Discours de Florence Dupasquier lors du 78ème congrès de la FNTR
-Monsieur le Ministre,
Mesdames et Messieurs les parlementaires,
Mesdames et Messieurs les Directeurs généraux d’administration centrale,
Mesdames et Messieurs et Présidents et Directeurs généraux d’organisations professionnelles et syndicales,
Chers collègues,
Monsieur le Ministre, nous partageons d’ores et déjà un point commun. C’est la première fois que nous prenons la parole devant les membres et invités du Congrès de la FNTR.
Vous, en tant que ministre des Transports récemment nommé, moi en tant que Présidente, nouvellement élue de la Fédération.
L’exercice est forcément toujours impressionnant. Je succède à Jean-Christophe Pic que je salue.
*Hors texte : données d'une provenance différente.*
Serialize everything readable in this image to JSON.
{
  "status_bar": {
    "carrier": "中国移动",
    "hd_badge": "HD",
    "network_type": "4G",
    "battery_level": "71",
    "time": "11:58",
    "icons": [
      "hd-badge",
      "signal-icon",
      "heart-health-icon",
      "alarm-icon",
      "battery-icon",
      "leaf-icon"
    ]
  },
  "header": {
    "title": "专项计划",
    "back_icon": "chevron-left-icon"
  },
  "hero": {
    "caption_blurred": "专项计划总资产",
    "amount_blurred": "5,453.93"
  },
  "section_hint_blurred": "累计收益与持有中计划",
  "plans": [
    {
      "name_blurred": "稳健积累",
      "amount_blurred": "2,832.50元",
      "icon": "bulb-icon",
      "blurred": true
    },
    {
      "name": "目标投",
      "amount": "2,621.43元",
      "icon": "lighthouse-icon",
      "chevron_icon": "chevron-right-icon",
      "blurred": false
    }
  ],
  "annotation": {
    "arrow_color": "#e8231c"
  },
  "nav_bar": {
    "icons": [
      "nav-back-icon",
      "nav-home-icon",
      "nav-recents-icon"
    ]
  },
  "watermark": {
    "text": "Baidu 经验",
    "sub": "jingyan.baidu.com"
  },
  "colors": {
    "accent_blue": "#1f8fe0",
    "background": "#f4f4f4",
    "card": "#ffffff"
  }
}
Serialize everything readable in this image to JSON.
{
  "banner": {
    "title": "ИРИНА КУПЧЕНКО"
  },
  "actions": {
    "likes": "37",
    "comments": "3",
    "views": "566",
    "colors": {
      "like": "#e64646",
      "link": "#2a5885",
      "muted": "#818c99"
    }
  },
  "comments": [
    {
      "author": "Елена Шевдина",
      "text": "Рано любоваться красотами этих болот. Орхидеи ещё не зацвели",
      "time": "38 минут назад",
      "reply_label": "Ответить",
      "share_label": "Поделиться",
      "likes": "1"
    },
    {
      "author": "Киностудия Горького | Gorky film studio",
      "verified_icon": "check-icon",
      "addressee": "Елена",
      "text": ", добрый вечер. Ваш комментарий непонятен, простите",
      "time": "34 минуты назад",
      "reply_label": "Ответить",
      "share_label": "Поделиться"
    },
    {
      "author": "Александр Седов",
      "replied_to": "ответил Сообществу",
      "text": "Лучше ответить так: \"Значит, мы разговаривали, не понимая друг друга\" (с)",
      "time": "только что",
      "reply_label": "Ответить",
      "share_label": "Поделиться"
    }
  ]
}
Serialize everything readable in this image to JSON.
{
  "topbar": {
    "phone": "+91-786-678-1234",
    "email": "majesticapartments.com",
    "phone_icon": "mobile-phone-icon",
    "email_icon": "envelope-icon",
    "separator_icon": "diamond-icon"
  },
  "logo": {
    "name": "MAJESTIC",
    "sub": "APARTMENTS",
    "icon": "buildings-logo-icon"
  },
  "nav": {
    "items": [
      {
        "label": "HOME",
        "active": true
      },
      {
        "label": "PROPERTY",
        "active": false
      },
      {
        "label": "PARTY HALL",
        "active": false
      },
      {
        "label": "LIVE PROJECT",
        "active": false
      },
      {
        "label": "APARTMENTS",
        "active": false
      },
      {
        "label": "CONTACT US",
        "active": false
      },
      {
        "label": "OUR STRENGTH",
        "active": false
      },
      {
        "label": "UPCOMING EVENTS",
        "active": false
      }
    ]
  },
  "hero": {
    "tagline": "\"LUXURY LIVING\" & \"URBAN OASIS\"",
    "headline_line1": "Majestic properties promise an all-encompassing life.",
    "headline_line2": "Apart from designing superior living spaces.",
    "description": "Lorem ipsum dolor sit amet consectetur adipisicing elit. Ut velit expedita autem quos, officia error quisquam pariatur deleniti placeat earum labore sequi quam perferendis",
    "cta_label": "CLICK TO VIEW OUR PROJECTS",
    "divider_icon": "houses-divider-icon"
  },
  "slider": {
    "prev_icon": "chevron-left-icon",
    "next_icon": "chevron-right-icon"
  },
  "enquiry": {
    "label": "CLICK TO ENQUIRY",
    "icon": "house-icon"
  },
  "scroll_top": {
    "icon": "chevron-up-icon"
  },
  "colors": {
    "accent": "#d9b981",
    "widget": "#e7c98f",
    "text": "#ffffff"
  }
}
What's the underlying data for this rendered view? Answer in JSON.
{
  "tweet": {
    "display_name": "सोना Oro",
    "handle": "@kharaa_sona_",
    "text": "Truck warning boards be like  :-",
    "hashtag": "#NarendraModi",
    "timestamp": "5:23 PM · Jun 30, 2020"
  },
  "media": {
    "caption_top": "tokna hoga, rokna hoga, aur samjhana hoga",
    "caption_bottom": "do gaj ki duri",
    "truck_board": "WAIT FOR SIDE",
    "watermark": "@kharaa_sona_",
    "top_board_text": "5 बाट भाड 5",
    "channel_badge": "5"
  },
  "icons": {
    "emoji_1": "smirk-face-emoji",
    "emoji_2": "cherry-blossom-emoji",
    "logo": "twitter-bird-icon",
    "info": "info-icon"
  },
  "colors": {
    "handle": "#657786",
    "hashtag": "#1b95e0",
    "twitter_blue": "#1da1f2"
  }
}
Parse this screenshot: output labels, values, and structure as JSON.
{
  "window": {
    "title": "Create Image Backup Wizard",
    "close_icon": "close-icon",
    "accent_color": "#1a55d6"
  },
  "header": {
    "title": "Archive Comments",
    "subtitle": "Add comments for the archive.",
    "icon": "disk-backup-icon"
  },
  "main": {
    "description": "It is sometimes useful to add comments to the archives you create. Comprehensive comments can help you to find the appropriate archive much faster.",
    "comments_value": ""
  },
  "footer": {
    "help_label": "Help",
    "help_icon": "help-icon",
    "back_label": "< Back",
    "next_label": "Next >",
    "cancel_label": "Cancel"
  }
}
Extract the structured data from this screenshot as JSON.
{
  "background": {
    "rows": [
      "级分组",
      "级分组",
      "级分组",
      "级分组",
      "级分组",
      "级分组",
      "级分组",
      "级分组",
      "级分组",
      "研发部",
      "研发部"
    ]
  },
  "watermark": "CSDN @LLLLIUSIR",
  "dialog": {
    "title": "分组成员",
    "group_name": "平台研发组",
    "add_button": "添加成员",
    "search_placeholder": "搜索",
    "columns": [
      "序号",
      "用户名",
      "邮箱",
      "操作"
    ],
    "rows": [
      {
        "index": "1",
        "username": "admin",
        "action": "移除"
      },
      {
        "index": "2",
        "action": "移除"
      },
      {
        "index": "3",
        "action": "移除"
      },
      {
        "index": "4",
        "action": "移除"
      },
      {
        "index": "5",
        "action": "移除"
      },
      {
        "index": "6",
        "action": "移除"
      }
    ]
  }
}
Jean-Christophe, tu as été Président pendant plus de 15 ans et je tiens à te remercier au nom de tous pour toutes ses années à la tête de la Fédération et pour tous les combats menés et ils ont été nombreux.
Merci.
J’ai également une pensée pour les autres Présidents de la FNTR qui se sont succédé depuis sa création et j’aurai à cœur de poursuivre les actions engagées au service des adhérents, du monde économique et de la société
La FNTR est l’organisation incontournable du transport routier et de la logistique qui a à cœur d’apporter des solutions tout en sachant s’opposer quand c’est nécessaire. Nous sommes les héritiers d’une magnifique histoire et les garants de l’avenir de cette belle organisation.
L’avenir du transport routier de marchandises et de la logistique, c’est le thème de notre Congrès, la jeunesse, la transmission, l’innovation.
Souvent, les élus que nous rencontrons connaissent mieux le transport de personnes que le transport routier de marchandises. Et parfois, (est-ce possible ?) ils ont des préjugés. Or, dans l’Histoire, la mobilité des biens, des marchandises a toujours été un vecteur de civilisation et de progrès.
Ce sont les échanges de biens, en plus de la mobilité des personnes qui ont façonné notre monde et contribuent à la prospérité.
Le transport routier et la logistique sont toujours un peu invisibles. Ainsi si tout le monde s’est félicité du succès des Jeux Olympiques et Paralympiques, peu ont remercié les transporteurs et les logisticiens d’avoir fait leur travail dans ces conditions très particulières. Je tiens à les remercier pour leur contribution à ce succès.
Mais Monsieur le Ministre, si on doit parler de prospérité, il faut souligner que la situation économique que nous traversons est particulièrement difficile. Les défaillances d’entreprise se situent à un niveau historiquement élevé. Les recrutements ralentissent. Les investissements sont à l’arrêt.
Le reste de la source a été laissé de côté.